In the tradition of Orwell, Greenfeld cannily assesses the current conditions in the U.S. economic situation and extrapolates a highly likely not-too-distant future.  There is dark humor here, but it's the kind of laugh where you feel uncomfortable at the same time that you are laughing, because it's "funny 'cause it's true," and it's a truth that hurts.  There is a painful recognition over the practice of naming laws for the opposite of what they actually do.  Like the "National Energy Independence Act" abolishing renewable-energy technology, the "National Right to Work" act removing the minimum wage, the "National Internet Freedom Act" outlawing free wireless, and so on.  Unfettered capitalism has increased the disparity between the 1% and everyone else, and privatization has helped make life untenable for most.  Even calling 911 entails a choice between premium service and standard.
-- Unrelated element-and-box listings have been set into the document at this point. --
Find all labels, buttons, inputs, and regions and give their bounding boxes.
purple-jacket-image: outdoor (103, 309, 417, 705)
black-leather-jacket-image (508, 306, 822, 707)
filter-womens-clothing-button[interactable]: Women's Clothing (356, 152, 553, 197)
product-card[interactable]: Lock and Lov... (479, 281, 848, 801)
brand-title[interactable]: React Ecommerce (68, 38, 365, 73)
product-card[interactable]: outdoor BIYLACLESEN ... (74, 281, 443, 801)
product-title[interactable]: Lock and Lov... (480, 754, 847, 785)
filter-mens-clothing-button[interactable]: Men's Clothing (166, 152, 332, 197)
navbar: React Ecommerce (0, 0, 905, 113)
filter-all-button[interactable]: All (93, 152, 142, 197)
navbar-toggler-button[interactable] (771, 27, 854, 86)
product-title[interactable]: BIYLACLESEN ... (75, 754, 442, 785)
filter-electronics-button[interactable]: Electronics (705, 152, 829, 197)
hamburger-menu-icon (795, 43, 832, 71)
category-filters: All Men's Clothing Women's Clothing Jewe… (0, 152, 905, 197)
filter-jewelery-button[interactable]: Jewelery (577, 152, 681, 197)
Often while listening to this book, I caught myself thinking that it felt like something that T.C. Boyle might write if someone slipped him a pill that gives him hope and assures him that not every single person in the world is a hypocrite.  But on the other hand, I don't think even TCB would end a book in just the way Greenfeld ends this one.  I have some mixed feelings at the end,

as it turns into a bit of a religious allegory.  Though the narrative at least offers an alternate, secular reading of what happens, and not in that Life of Pi "the religious version is the better story, and you suck if you choose the non-miraculous narrative" way.  But I am enormously gratified to read a contemporary novel where the good guys actually prevail, so I won't quibble.  Go 99%!

(show spoiler)

In case you can't tell, I recommend this heartily.  I even recommended it to my husband, a finance geek who almost never reads fiction.  I hope he actually reads it!